A Comprehensive Review of AI Algorithms for Performance Prediction, Optimization, and Process Control in Desalination Systems
Mahmoud Ibnouf, Hadi Jaber, Hadil Abu Khalifeh, Mohammed Ghazal, Mohamad Ramadan, Mohammad Alkhedher
Abstract
Water scarcity is a global issue which is predicted to worsen in the upcoming decades. To deal with this challenge, various desalination technologies have been deployed to produce freshwater from saline water. Artificial Intelligence (AI) algorithms have emerged recently as a tool for optimizing desalination processes and forecasting their performance. This comprehensive review examines the various AI algorithms employed in desalination literature. In addition, it reviews their various applications which include performance prediction models.

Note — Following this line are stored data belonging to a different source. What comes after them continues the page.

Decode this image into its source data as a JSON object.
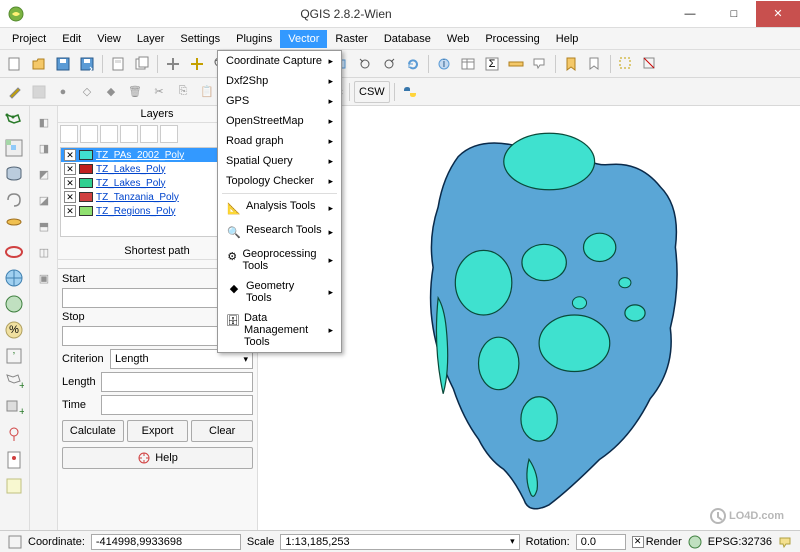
{
  "window": {
    "title": "QGIS 2.8.2-Wien"
  },
  "menubar": [
    "Project",
    "Edit",
    "View",
    "Layer",
    "Settings",
    "Plugins",
    "Vector",
    "Raster",
    "Database",
    "Web",
    "Processing",
    "Help"
  ],
  "active_menu": "Vector",
  "vector_menu": {
    "items": [
      {
        "label": "Coordinate Capture",
        "sub": true,
        "icon": ""
      },
      {
        "label": "Dxf2Shp",
        "sub": true,
        "icon": ""
      },
      {
        "label": "GPS",
        "sub": true,
        "icon": ""
      },
      {
        "label": "OpenStreetMap",
        "sub": true,
        "icon": ""
      },
      {
        "label": "Road graph",
        "sub": true,
        "icon": ""
      },
      {
        "label": "Spatial Query",
        "sub": true,
        "icon": ""
      },
      {
        "label": "Topology Checker",
        "sub": true,
        "icon": ""
      },
      {
        "label": "Analysis Tools",
        "sub": true,
        "icon": "tool",
        "sep_before": true
      },
      {
        "label": "Research Tools",
        "sub": true,
        "icon": "tool"
      },
      {
        "label": "Geoprocessing Tools",
        "sub": true,
        "icon": "tool"
      },
      {
        "label": "Geometry Tools",
        "sub": true,
        "icon": "tool"
      },
      {
        "label": "Data Management Tools",
        "sub": true,
        "icon": "tool"
      }
    ]
  },
  "layers_panel": {
    "title": "Layers",
    "items": [
      {
        "name": "TZ_PAs_2002_Poly",
        "color": "#40e0d0",
        "selected": true,
        "checked": true
      },
      {
        "name": "TZ_Lakes_Poly",
        "color": "#c02020",
        "checked": true
      },
      {
        "name": "TZ_Lakes_Poly",
        "color": "#30d090",
        "checked": true
      },
      {
        "name": "TZ_Tanzania_Poly",
        "color": "#d04040",
        "checked": true
      },
      {
        "name": "TZ_Regions_Poly",
        "color": "#90e070",
        "checked": true
      }
    ]
  },
  "shortest_path": {
    "title": "Shortest path",
    "start_label": "Start",
    "start_value": "",
    "stop_label": "Stop",
    "stop_value": "",
    "criterion_label": "Criterion",
    "criterion_value": "Length",
    "length_label": "Length",
    "length_value": "",
    "time_label": "Time",
    "time_value": "",
    "calculate": "Calculate",
    "export": "Export",
    "clear": "Clear",
    "help": "Help"
  },
  "statusbar": {
    "coord_label": "Coordinate:",
    "coord_value": "-414998,9933698",
    "scale_label": "Scale",
    "scale_value": "1:13,185,253",
    "rotation_label": "Rotation:",
    "rotation_value": "0.0",
    "render_label": "Render",
    "render_checked": true,
    "epsg": "EPSG:32736"
  },
  "watermark": "LO4D.com",
  "colors": {
    "accent": "#3399ff",
    "tanzania_fill": "#5aa6d6",
    "lakes_fill": "#3fe1cf"
  }
}
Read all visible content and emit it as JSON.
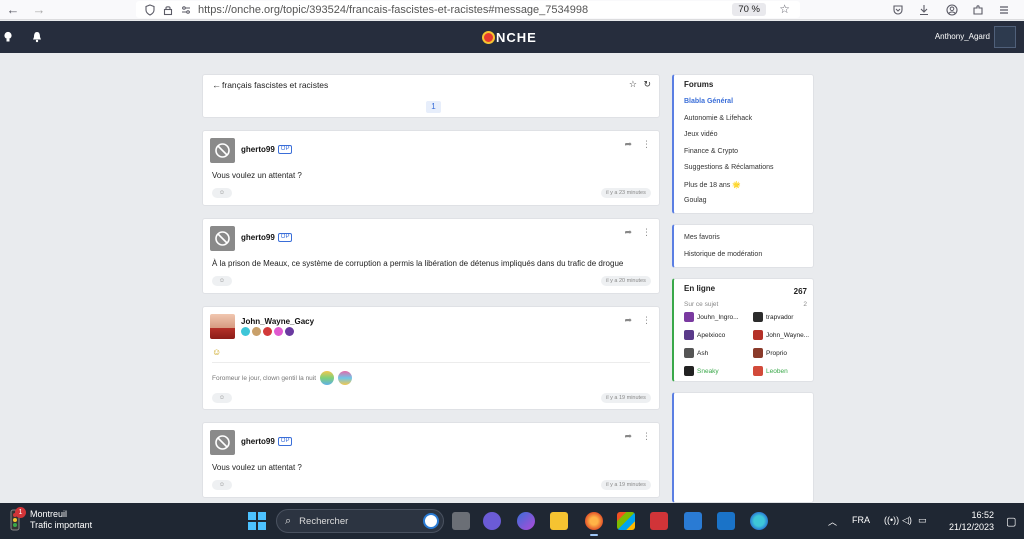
{
  "browser": {
    "url": "https://onche.org/topic/393524/francais-fascistes-et-racistes#message_7534998",
    "zoom": "70 %"
  },
  "header": {
    "logo_text": "NCHE",
    "username": "Anthony_Agard"
  },
  "topic": {
    "title": "français fascistes et racistes",
    "page": "1"
  },
  "posts": [
    {
      "author": "gherto99",
      "op_badge": "OP",
      "text": "Vous voulez un attentat ?",
      "time": "il y a 23 minutes"
    },
    {
      "author": "gherto99",
      "op_badge": "OP",
      "text": "À la prison de Meaux, ce système de corruption a permis la libération de détenus impliqués dans du trafic de drogue",
      "time": "il y a 20 minutes"
    },
    {
      "author": "John_Wayne_Gacy",
      "text": "☺",
      "signature": "Foromeur le jour, clown gentil la nuit",
      "time": "il y a 19 minutes"
    },
    {
      "author": "gherto99",
      "op_badge": "OP",
      "text": "Vous voulez un attentat ?",
      "time": "il y a 19 minutes"
    }
  ],
  "sidebar": {
    "forums_title": "Forums",
    "forums": [
      {
        "label": "Blabla Général",
        "active": true
      },
      {
        "label": "Autonomie & Lifehack"
      },
      {
        "label": "Jeux vidéo"
      },
      {
        "label": "Finance & Crypto"
      },
      {
        "label": "Suggestions & Réclamations"
      },
      {
        "label": "Plus de 18 ans 🌟"
      },
      {
        "label": "Goulag"
      }
    ],
    "links": [
      "Mes favoris",
      "Historique de modération"
    ],
    "online": {
      "title": "En ligne",
      "count": "267",
      "subject_label": "Sur ce sujet",
      "subject_count": "2",
      "users": [
        {
          "name": "Jouhn_Ingro...",
          "color": "#7a3aa0"
        },
        {
          "name": "trapvador",
          "color": "#2b2b2b"
        },
        {
          "name": "Apelxioco",
          "color": "#5a3a8a"
        },
        {
          "name": "John_Wayne...",
          "color": "#b53128"
        },
        {
          "name": "Ash",
          "color": "#555"
        },
        {
          "name": "Proprio",
          "color": "#8a3a2a"
        },
        {
          "name": "Sneaky",
          "color": "#222",
          "green": true
        },
        {
          "name": "Leoben",
          "color": "#d24a3a",
          "green": true
        }
      ]
    }
  },
  "taskbar": {
    "weather_city": "Montreuil",
    "weather_status": "Trafic important",
    "notif_count": "1",
    "search_placeholder": "Rechercher",
    "language": "FRA",
    "time": "16:52",
    "date": "21/12/2023"
  }
}
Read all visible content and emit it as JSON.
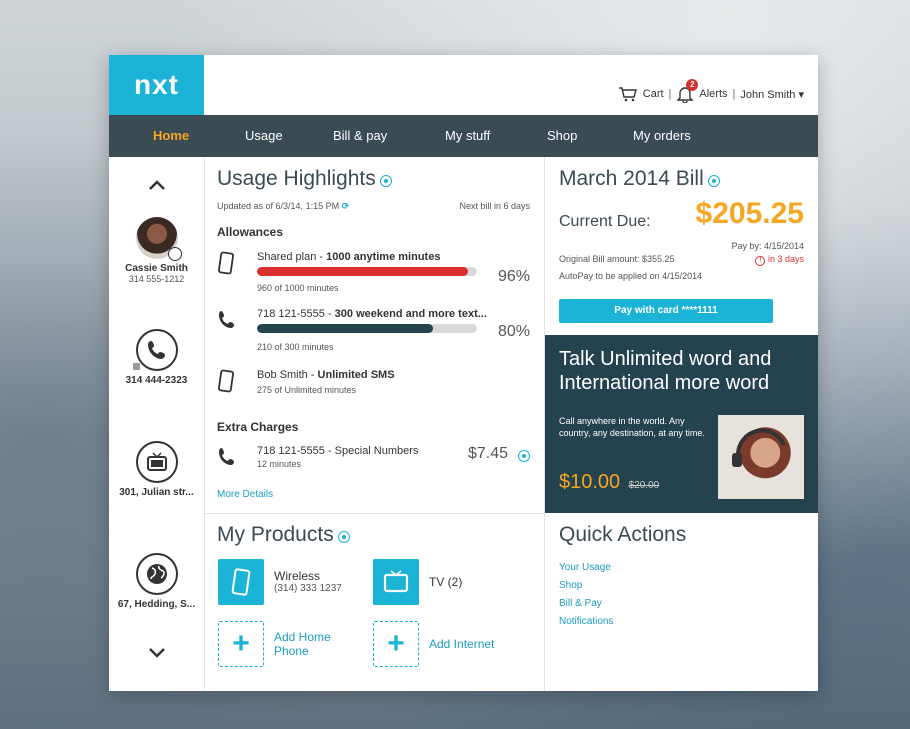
{
  "brand": {
    "logo": "nxt",
    "accent": "#1bb3d6",
    "nav_bg": "#3b4b53",
    "highlight": "#f5a623"
  },
  "header": {
    "cart": "Cart",
    "alerts": "Alerts",
    "alert_count": "2",
    "user": "John Smith ▾",
    "sep": "|"
  },
  "nav": {
    "tabs": [
      "Home",
      "Usage",
      "Bill & pay",
      "My stuff",
      "Shop",
      "My orders"
    ],
    "active": "Home"
  },
  "sidebar": {
    "contacts": [
      {
        "name": "Cassie Smith",
        "number": "314 555-1212",
        "icon": "avatar"
      },
      {
        "name": "314 444-2323",
        "number": "",
        "icon": "phone-icon"
      },
      {
        "name": "301, Julian str...",
        "number": "",
        "icon": "tv-icon"
      },
      {
        "name": "67, Hedding, S...",
        "number": "",
        "icon": "globe-icon"
      }
    ]
  },
  "usage": {
    "title": "Usage Highlights",
    "updated": "Updated as of 6/3/14, 1:15 PM",
    "next_bill": "Next bill in 6 days",
    "allowances_title": "Allowances",
    "items": [
      {
        "label_pre": "Shared plan - ",
        "label_bold": "1000 anytime minutes",
        "sub": "960 of 1000 minutes",
        "pct": "96%",
        "fill": 0.96,
        "color": "#d9302f"
      },
      {
        "label_pre": "718 121-5555 - ",
        "label_bold": "300 weekend and more text...",
        "sub": "210 of 300 minutes",
        "pct": "80%",
        "fill": 0.8,
        "color": "#25434f"
      },
      {
        "label_pre": "Bob Smith - ",
        "label_bold": "Unlimited SMS",
        "sub": "275 of Unlimited minutes"
      }
    ],
    "extra_title": "Extra Charges",
    "extra": {
      "label": "718 121-5555 - Special Numbers",
      "sub": "12 minutes",
      "amount": "$7.45"
    },
    "more": "More Details"
  },
  "bill": {
    "title": "March 2014 Bill",
    "current_due_label": "Current Due:",
    "amount": "$205.25",
    "pay_by": "Pay by: 4/15/2014",
    "original": "Original Bill amount: $355.25",
    "in_days": "in 3 days",
    "autopay": "AutoPay to be applied on 4/15/2014",
    "pay_button": "Pay with card ****1111"
  },
  "promo": {
    "title_line1": "Talk Unlimited word and",
    "title_line2": "International  more word",
    "desc": "Call anywhere in the world. Any country, any destination, at any time.",
    "price": "$10.00",
    "old_price": "$20.00"
  },
  "products": {
    "title": "My Products",
    "items": [
      {
        "label": "Wireless",
        "sub": "(314) 333 1237"
      },
      {
        "label": "TV (2)",
        "sub": ""
      },
      {
        "label": "Add Home Phone",
        "sub": ""
      },
      {
        "label": "Add Internet",
        "sub": ""
      }
    ]
  },
  "quick": {
    "title": "Quick Actions",
    "links": [
      "Your Usage",
      "Shop",
      "Bill & Pay",
      "Notifications"
    ]
  }
}
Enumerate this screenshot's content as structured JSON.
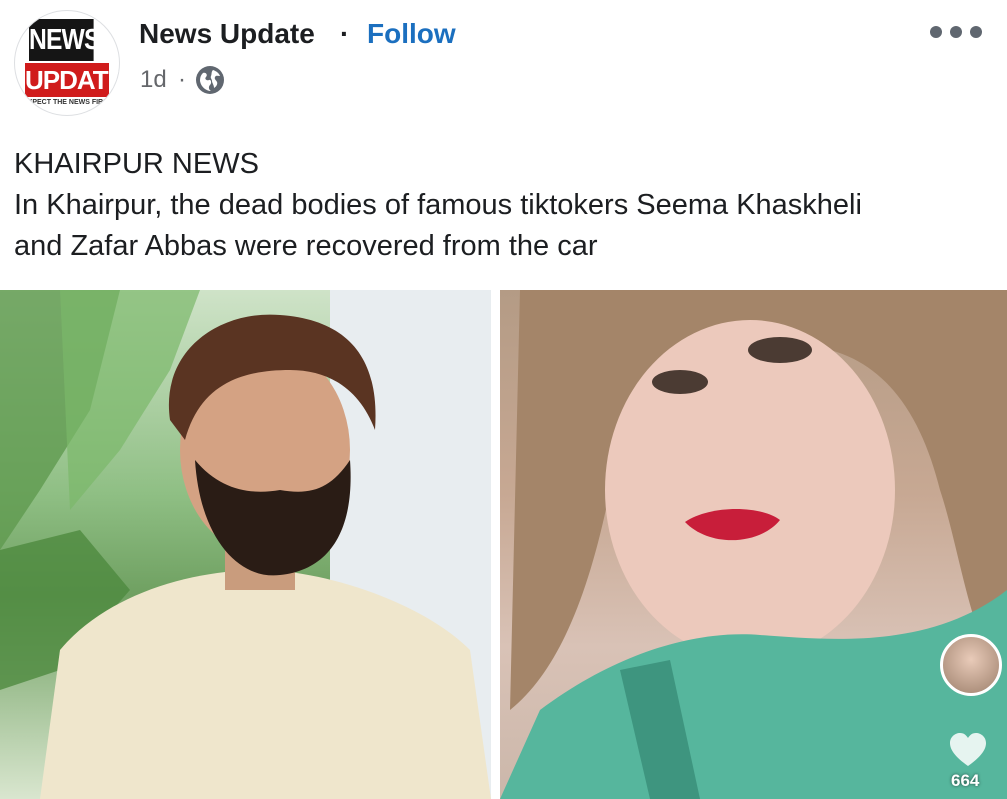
{
  "header": {
    "logo": {
      "line1": "NEWS",
      "line2": "UPDATE",
      "tagline": "EXPECT THE NEWS FIRST",
      "colors": {
        "top": "#151515",
        "bottom": "#d01c1c"
      }
    },
    "page_name": "News Update",
    "separator": "·",
    "follow_label": "Follow",
    "timestamp": "1d",
    "meta_separator": "·",
    "privacy_icon": "globe-icon",
    "more_icon": "more-options-icon"
  },
  "post": {
    "caption_lines": [
      "KHAIRPUR NEWS",
      "In Khairpur, the dead bodies of famous tiktokers Seema Khaskheli",
      "and Zafar Abbas were recovered from the car"
    ]
  },
  "media": {
    "overlay": {
      "heart_icon": "heart-icon",
      "like_count": "664"
    }
  },
  "colors": {
    "accent": "#1b6fbf",
    "text": "#1c1e21",
    "muted": "#65676b"
  }
}
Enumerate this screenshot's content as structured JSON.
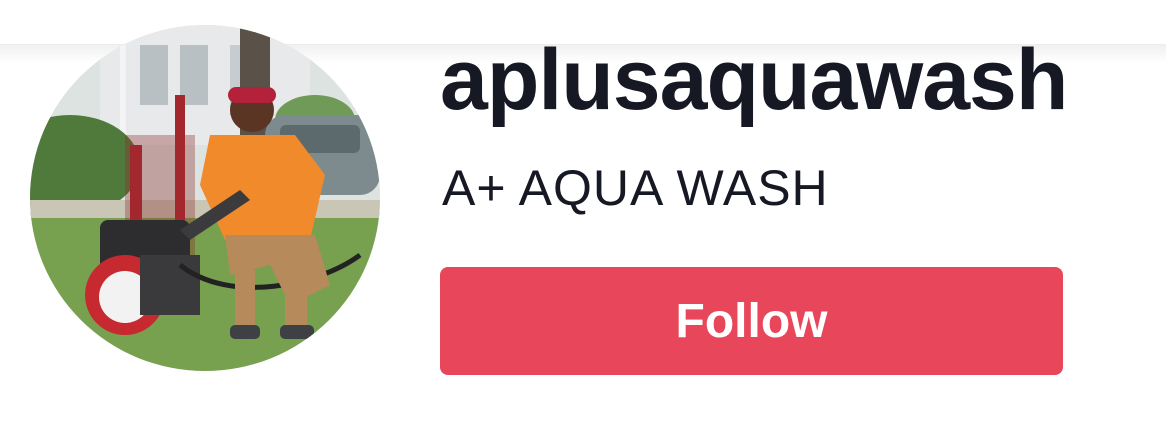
{
  "profile": {
    "username": "aplusaquawash",
    "display_name": "A+ AQUA WASH",
    "avatar_icon": "avatar-photo"
  },
  "actions": {
    "follow_label": "Follow"
  },
  "colors": {
    "follow_button": "#e8465a",
    "text_primary": "#161823"
  }
}
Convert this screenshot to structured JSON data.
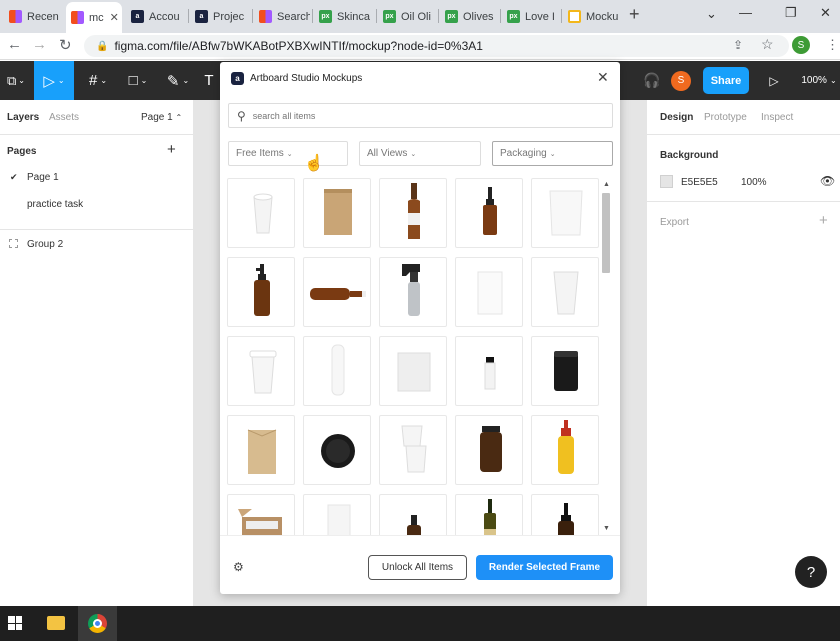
{
  "browser": {
    "tabs": [
      {
        "label": "Recen",
        "icon": "figma-icon",
        "active": false
      },
      {
        "label": "mc",
        "icon": "figma-icon",
        "active": true
      },
      {
        "label": "Accou",
        "icon": "artboard-icon",
        "active": false
      },
      {
        "label": "Projec",
        "icon": "artboard-icon",
        "active": false
      },
      {
        "label": "Search",
        "icon": "figma-icon",
        "active": false
      },
      {
        "label": "Skinca",
        "icon": "pixeden-icon",
        "active": false
      },
      {
        "label": "Oil Oli",
        "icon": "pixeden-icon",
        "active": false
      },
      {
        "label": "Olives",
        "icon": "pixeden-icon",
        "active": false
      },
      {
        "label": "Love I",
        "icon": "pixeden-icon",
        "active": false
      },
      {
        "label": "Mocku",
        "icon": "mockup-icon",
        "active": false
      }
    ],
    "url": "figma.com/file/ABfw7bWKABotPXBXwINTIf/mockup?node-id=0%3A1",
    "profile_initial": "S"
  },
  "figma": {
    "avatar_initial": "S",
    "share_label": "Share",
    "zoom": "100%",
    "left": {
      "tab_layers": "Layers",
      "tab_assets": "Assets",
      "page_selector": "Page 1",
      "pages_heading": "Pages",
      "pages": [
        "Page 1",
        "practice task"
      ],
      "layers": [
        "Group 2"
      ]
    },
    "right": {
      "tab_design": "Design",
      "tab_prototype": "Prototype",
      "tab_inspect": "Inspect",
      "background_heading": "Background",
      "bg_hex": "E5E5E5",
      "bg_opacity": "100%",
      "export_heading": "Export"
    }
  },
  "plugin": {
    "title": "Artboard Studio Mockups",
    "search_placeholder": "search all items",
    "filters": {
      "free": "Free Items",
      "views": "All Views",
      "category": "Packaging"
    },
    "unlock_label": "Unlock All Items",
    "render_label": "Render Selected Frame",
    "items": [
      "paper-cup",
      "kraft-pouch",
      "amber-beer-bottle",
      "dropper-bottle",
      "white-pouch",
      "pump-bottle",
      "lying-bottle",
      "spray-bottle",
      "white-box",
      "tall-paper-cup",
      "coffee-cup",
      "white-tube",
      "snack-bag",
      "small-vial",
      "black-tin",
      "kraft-bag",
      "black-lid-jar",
      "stacked-cups",
      "amber-jar",
      "mustard-bottle",
      "open-box",
      "white-sachet",
      "amber-bottle-short",
      "olive-oil-bottle",
      "amber-pump-bottle"
    ]
  },
  "colors": {
    "figma_blue": "#18a0fb",
    "toolbar": "#2c2c2c",
    "canvas": "#e5e5e5",
    "avatar": "#f06a1f"
  }
}
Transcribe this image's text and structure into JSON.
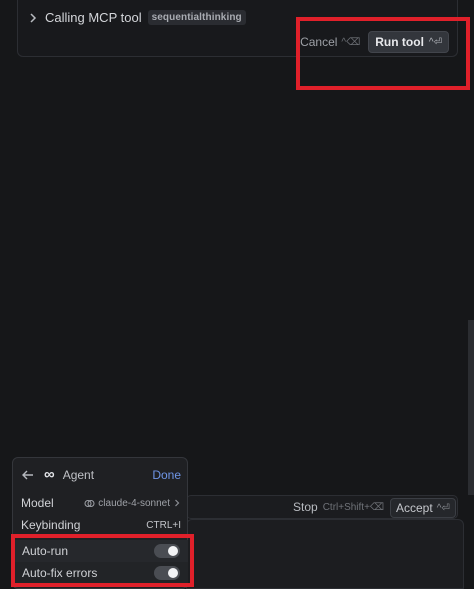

These models make use of historical data to forecast system performance under differing circumstances. In order to improve efficiency, AI algorithms are also used in desalination modelling to optimize system parameters and aid in process control. The history of AI utilization in desalination in addition to its application in standalone desalination systems, hybrid desalination systems, renewable energy desalination, and poly/multi-generation systems was discussed thoroughly. In addition, a future outlook for the topic and gaps in the current literature have been identified and presented. In general, it was observed that AI algorithms have had a significant impact on desalination literature. This is especially true for process modelling where the impact is expected to expand. The reasons for this expansion are largely associated with the advantages offered by AI algorithms when compared with mathematical modelling such as their low computational requirements.